Машина высадила его и, взревев, понеслась дальше. А приезжий опустил на землю мешок и, озираясь, никуда, как видно, не торопясь, стал закуривать.
Дивиться на него было некому — ведь людей в хуторе было наперечет, а мужчин, и в особенности средних по возрасту, так совсем почти не было. А тем хуторянам, что пока еще оставались дома, не до любопытства было — они жили что кроты в норах.
Только детвора, ребята, для которых запугивания и запреты взрослых трын-трава, живым частоколом тут же окружили незнакомого человека. Толпясь, они с превеликой жадностью осматривали его, перешептывались:
— Гля-ка, пиджак-то…
— Германский. А может, немецкий.
— Хо, а ты знаешь!
— Наши лучше. Папаня приезжал…
— А сапоги как и у дяди Гриши.
— И фуражка…
— Это и не фуражка вовсе.
— А чего же?
— Да не жми ты, куда лезешь!
Все у приезжего, кроме «пиджака», ребята находили обычным, свойским, и цигарку он вертел все так же, оторвав от газетки косой листок. Но все-таки — кто же он? Не немец ли? Не из тех ли, с которыми их отцы воюют и которых в хуторе еще не видели, так как фронт прошел стороной?
Приезжий молчал. Вертя цигарку, он искоса поглядывал на ребят, кривил в улыбке губы. В руке у него щелкнула модная автоматическая зажигалка с какими-то пружинками, крышечкой, и ребята от восхищения все разом ахнули, и даже глаза у иных засверкали.
— Хороша бензиночка! А? — сказал приезжий и подмигнул ребятам.
Знакомая речь, знакомый вид, знакомые повадки — все это ободрило ребят, и они придвинулись уже поближе, вплотную.
— А ты, дяденька, чей? — несмело спросил кто-то из заднего ряда. — Чей ты есть?
— Свой.
— Свой?.. А машина чья?
— А к кому приехал?
— К себе приехал… Домой.
— Хм, а мы думали…
— А где он, ваш дом?
— Дом-то? Найдем. Найдем свой дом… Теперь-то уж мы найде-ем!
Последнее слово приезжий процедил сквозь зубы, со злобой, и ребята притихли: непонятно было, почему дяденька вдруг обозлился и что значит «найдем».
Через площадь в это время, постукивая палкой, ковылял старик Селезнев, известный тем, что был самым древним человеком в хуторе, и еще тем, что с некоторого времени стал заметно слабоват на память.

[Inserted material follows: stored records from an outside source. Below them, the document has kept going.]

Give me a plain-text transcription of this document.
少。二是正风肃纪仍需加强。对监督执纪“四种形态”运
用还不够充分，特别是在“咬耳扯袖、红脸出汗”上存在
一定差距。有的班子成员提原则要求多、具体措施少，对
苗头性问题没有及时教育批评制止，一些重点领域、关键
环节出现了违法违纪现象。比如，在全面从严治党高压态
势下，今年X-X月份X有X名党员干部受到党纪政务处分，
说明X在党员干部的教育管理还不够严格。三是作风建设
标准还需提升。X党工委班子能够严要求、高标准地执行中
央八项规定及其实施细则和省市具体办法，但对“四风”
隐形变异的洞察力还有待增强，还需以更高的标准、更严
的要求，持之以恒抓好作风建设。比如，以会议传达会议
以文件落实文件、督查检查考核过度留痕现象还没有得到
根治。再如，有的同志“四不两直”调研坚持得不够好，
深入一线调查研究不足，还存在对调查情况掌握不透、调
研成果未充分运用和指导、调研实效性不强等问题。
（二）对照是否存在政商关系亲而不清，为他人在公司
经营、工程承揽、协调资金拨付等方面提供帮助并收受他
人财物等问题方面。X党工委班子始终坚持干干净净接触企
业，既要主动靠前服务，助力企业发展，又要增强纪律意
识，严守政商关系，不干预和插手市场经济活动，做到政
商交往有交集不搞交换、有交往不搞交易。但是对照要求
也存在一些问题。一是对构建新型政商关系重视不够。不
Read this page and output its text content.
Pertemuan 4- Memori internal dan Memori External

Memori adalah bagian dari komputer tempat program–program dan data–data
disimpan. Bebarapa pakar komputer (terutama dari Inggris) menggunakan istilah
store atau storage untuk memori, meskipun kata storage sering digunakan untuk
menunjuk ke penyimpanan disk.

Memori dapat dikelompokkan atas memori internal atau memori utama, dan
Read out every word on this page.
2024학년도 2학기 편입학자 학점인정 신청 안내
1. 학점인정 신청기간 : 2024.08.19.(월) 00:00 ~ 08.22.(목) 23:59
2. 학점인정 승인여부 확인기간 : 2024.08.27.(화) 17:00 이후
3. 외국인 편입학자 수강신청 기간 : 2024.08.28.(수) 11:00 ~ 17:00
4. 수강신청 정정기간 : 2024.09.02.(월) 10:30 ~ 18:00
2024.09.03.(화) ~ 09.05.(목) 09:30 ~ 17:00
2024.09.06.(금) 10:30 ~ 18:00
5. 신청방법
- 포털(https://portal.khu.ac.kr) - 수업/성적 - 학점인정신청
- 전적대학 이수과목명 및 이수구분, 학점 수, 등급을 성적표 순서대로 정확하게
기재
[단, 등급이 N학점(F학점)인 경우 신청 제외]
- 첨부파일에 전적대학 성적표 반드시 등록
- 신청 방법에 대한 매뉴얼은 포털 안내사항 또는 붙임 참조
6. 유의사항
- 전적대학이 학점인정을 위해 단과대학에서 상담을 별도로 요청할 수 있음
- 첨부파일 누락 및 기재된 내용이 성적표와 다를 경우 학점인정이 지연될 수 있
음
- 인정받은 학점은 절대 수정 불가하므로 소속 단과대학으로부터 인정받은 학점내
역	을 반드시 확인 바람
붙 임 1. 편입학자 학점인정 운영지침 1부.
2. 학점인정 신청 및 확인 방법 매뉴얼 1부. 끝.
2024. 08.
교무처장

Приезжий внимательно и с удивлением осмотрел его от серых подшитых валенок до изношенной, потерявшей цвет папахи и крикнул:
— Дед Михей! Все прыгаешь? Здорово!
Тот остановился, положил на конец палки скрещенные сухонькие, в узлах синих жил руки, оперся о них подбородком и уставился на приезжего. Тусклыми, еле зрячими глазами глядел долго, до слез и, вздохнув, сокрушенно сказал:
— Никак не признаю, голубок. Дела-то какие! Нет, не признаю, извиняй.

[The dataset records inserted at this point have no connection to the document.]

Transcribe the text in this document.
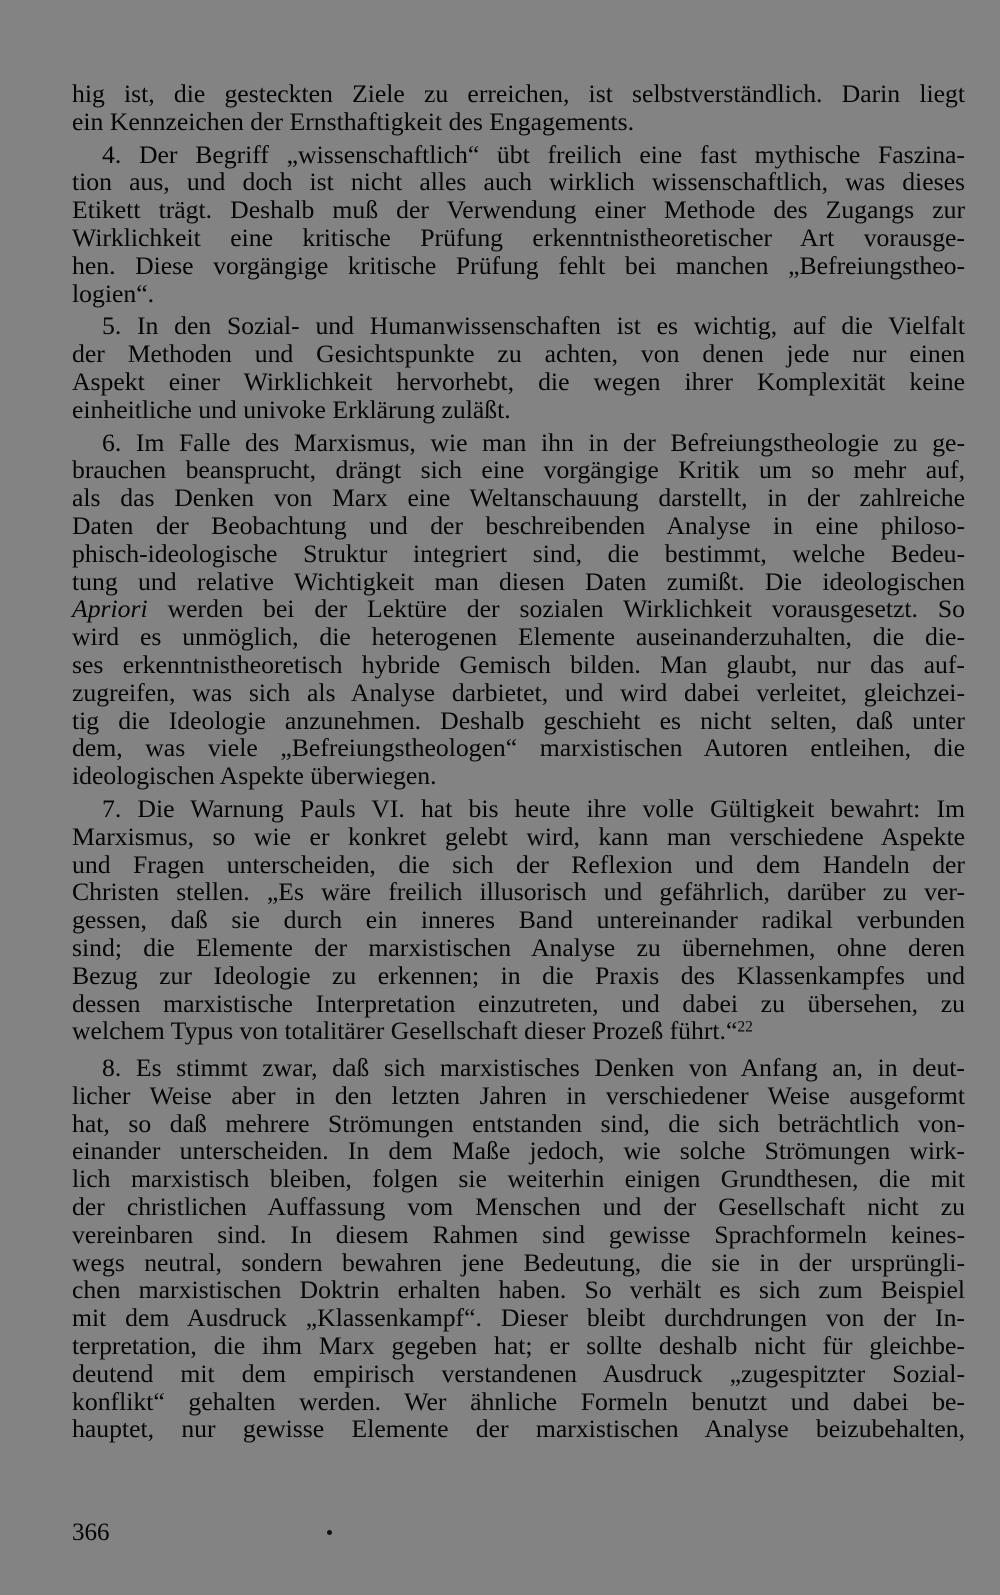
hig ist, die gesteckten Ziele zu erreichen, ist selbstverständlich. Darin liegt
ein Kennzeichen der Ernsthaftigkeit des Engagements.
4. Der Begriff „wissenschaftlich“ übt freilich eine fast mythische Faszina-
tion aus, und doch ist nicht alles auch wirklich wissenschaftlich, was dieses
Etikett trägt. Deshalb muß der Verwendung einer Methode des Zugangs zur
Wirklichkeit eine kritische Prüfung erkenntnistheoretischer Art vorausge-
hen. Diese vorgängige kritische Prüfung fehlt bei manchen „Befreiungstheo-
logien“.
5. In den Sozial- und Humanwissenschaften ist es wichtig, auf die Vielfalt
der Methoden und Gesichtspunkte zu achten, von denen jede nur einen
Aspekt einer Wirklichkeit hervorhebt, die wegen ihrer Komplexität keine
einheitliche und univoke Erklärung zuläßt.
6. Im Falle des Marxismus, wie man ihn in der Befreiungstheologie zu ge-
brauchen beansprucht, drängt sich eine vorgängige Kritik um so mehr auf,
als das Denken von Marx eine Weltanschauung darstellt, in der zahlreiche
Daten der Beobachtung und der beschreibenden Analyse in eine philoso-
phisch-ideologische Struktur integriert sind, die bestimmt, welche Bedeu-
tung und relative Wichtigkeit man diesen Daten zumißt. Die ideologischen
Apriori werden bei der Lektüre der sozialen Wirklichkeit vorausgesetzt. So
wird es unmöglich, die heterogenen Elemente auseinanderzuhalten, die die-
ses erkenntnistheoretisch hybride Gemisch bilden. Man glaubt, nur das auf-
zugreifen, was sich als Analyse darbietet, und wird dabei verleitet, gleichzei-
tig die Ideologie anzunehmen. Deshalb geschieht es nicht selten, daß unter
dem, was viele „Befreiungstheologen“ marxistischen Autoren entleihen, die
ideologischen Aspekte überwiegen.
7. Die Warnung Pauls VI. hat bis heute ihre volle Gültigkeit bewahrt: Im
Marxismus, so wie er konkret gelebt wird, kann man verschiedene Aspekte
und Fragen unterscheiden, die sich der Reflexion und dem Handeln der
Christen stellen. „Es wäre freilich illusorisch und gefährlich, darüber zu ver-
gessen, daß sie durch ein inneres Band untereinander radikal verbunden
sind; die Elemente der marxistischen Analyse zu übernehmen, ohne deren
Bezug zur Ideologie zu erkennen; in die Praxis des Klassenkampfes und
dessen marxistische Interpretation einzutreten, und dabei zu übersehen, zu
welchem Typus von totalitärer Gesellschaft dieser Prozeß führt.“$^{22}$
8. Es stimmt zwar, daß sich marxistisches Denken von Anfang an, in deut-
licher Weise aber in den letzten Jahren in verschiedener Weise ausgeformt
hat, so daß mehrere Strömungen entstanden sind, die sich beträchtlich von-
einander unterscheiden. In dem Maße jedoch, wie solche Strömungen wirk-
lich marxistisch bleiben, folgen sie weiterhin einigen Grundthesen, die mit
der christlichen Auffassung vom Menschen und der Gesellschaft nicht zu
vereinbaren sind. In diesem Rahmen sind gewisse Sprachformeln keines-
wegs neutral, sondern bewahren jene Bedeutung, die sie in der ursprüngli-
chen marxistischen Doktrin erhalten haben. So verhält es sich zum Beispiel
mit dem Ausdruck „Klassenkampf“. Dieser bleibt durchdrungen von der In-
terpretation, die ihm Marx gegeben hat; er sollte deshalb nicht für gleichbe-
deutend mit dem empirisch verstandenen Ausdruck „zugespitzter Sozial-
konflikt“ gehalten werden. Wer ähnliche Formeln benutzt und dabei be-
hauptet, nur gewisse Elemente der marxistischen Analyse beizubehalten,
366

— Капитона Ветрова помнишь, дед?
— Ась? Капитона Максимыча? Мельника?
— Ну да, мельника. Помнишь? А я сын его, Тихон.
— И не знаю, голубок, извиняй. Стало быть, Капитона Максимыча… Давненько уж что-то я не вижу его. Знавал, знавал. А вы что же — на побывку? Аль совсем?
— На побывку, дед, — тая ухмылку, сказал Тихон.